MongoDB Matters: MongoDB Strives for a Perfect Consensus

MongoDB gained popularity with  developers very early on, but serious database engineers were often skeptical about MongoDB architecture and implementation.  One area that came under some criticism was cluster consistency.

Any distributed system must implement a consensus mechanism that allows members of a cluster to agree on the state of the cluster. In particular, distributed databases need to decide on what to do when two parts of the distributed system get separated by a network partition.

CAP Theorem—also known as Brewer’s theorem—tells us that distributed databases need to choose between availability and consistency when a network partition occurs.  Many “NoSQL” systems —Cassandra and DynamoDB, for instance—describe themselves as “eventually consistent."  An eventually consistent system will choose availability over consistency when a network fault occurs.  However, MongoDB is not an eventually consistent database: When a network partition occurs, only one side of the network partition will continue to function—the side that has a majority of the nodes in the cluster. 

According to MongoDB oral history, the original cluster protocol—pv0—was written by a single engineer with relatively limited experience. I once heard a MongoDB engineer describe pv0 as “awesome” and “almost correct.”  Unfortunately, in distributed systems work, “almost correct” is less than adequate.

Although pv0 worked in simplistic situations, it had some fundamental problems. There were known cases in which apparently committed data could be lost during cluster failovers. 

Even in non-failure modes, it was still possible to see inconsistent results in these early versions of MongoDB.  This could occur when a network error made MongoDB unsure if data had made it to a remote node. In other scenarios, MongoDB would allow reads of uncommitted data.

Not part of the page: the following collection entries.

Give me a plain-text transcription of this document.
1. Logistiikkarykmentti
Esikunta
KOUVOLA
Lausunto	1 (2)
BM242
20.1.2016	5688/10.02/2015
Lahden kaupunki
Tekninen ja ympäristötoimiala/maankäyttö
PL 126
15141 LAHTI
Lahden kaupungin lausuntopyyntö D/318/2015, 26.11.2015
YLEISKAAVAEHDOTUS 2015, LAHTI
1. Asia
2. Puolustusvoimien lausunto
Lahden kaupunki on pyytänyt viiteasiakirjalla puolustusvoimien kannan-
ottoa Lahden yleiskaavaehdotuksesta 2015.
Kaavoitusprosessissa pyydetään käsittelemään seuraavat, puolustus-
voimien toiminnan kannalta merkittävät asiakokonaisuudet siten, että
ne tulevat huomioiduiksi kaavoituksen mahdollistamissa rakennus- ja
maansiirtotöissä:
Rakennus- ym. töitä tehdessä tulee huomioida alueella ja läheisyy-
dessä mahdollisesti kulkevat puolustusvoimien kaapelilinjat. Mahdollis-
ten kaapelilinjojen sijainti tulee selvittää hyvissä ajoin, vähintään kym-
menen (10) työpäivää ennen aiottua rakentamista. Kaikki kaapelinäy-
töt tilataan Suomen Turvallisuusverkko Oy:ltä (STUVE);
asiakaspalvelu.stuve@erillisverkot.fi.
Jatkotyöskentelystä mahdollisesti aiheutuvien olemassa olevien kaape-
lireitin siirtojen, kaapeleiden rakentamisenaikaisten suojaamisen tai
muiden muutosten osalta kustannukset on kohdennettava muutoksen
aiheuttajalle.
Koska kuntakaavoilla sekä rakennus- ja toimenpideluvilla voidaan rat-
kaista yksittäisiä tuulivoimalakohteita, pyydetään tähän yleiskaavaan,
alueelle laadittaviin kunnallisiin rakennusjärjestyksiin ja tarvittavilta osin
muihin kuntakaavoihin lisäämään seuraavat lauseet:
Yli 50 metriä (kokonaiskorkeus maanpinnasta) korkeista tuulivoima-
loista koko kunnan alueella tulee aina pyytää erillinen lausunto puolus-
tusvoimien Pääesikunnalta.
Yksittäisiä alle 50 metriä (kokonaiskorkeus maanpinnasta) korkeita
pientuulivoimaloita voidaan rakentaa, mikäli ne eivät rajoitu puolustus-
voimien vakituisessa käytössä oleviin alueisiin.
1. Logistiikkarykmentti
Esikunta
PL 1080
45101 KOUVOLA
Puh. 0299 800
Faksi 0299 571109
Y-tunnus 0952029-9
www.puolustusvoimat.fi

These problems did not overly concern most MongoDB users.  As a non-transactional database, users were generally used to the idea that some degree of inconsistency was to be expected.  However, as MongoDB geared up for the 4.0 transactional capabilities, and as MongoDB increasingly came into play in enterprise accounts, it became increasingly important to address these issues.

Successive versions of MongoDB showed improvements in the consensus algorithm.  With version 3.6, MongoDB was able to pass the Jepsen test—the premier test suite for distributed system consistency.   MongoDB 3.6 causal consistency allows database sessions to read their own writes and to see operations in a logically consistent order. Sessions submit timestamps with each database request, and the server waits for that timestamp to be reached before responding.

Many if not most, consistency problems in distributed systems occur when nodes fail.  In MongoDB, there is always a single primary in a replica set, and only primaries can service write requests.  When all the nodes in a cluster are avaialble, the logistics for ensuring consistency and consensus are fairly straight-forward. But when nodes fail, it is necessary to determine which node will take over as primary and how transactions that are in the process of replicating will be treated.

In MongoDB, when primaries fail, the remaining nodes will hold an election to determine the new primary.  In older versions of MongoDB, there were certain edge conditions that resulted in an election of a primary node which did not have the latest information, resulting in some loss of committed data during a failover.  But in version 3.6, MongoDB implemented the RAFT protocol, which resolved these issues. 

The MongoDB consensus story is typical of MongoDB’s technology arc. MongoDB often implemented simplistic solutions that only over time evolved to production quality.  Early versions of MongoDB were often truly MVP—Minimal Viable Products. While this left MongoDB open to a lot of criticism in early versions, it allowed them to iterate rapidly and resulted in high agility and momentum.  MongoDB’s success in the market is a testament to the success of this approach.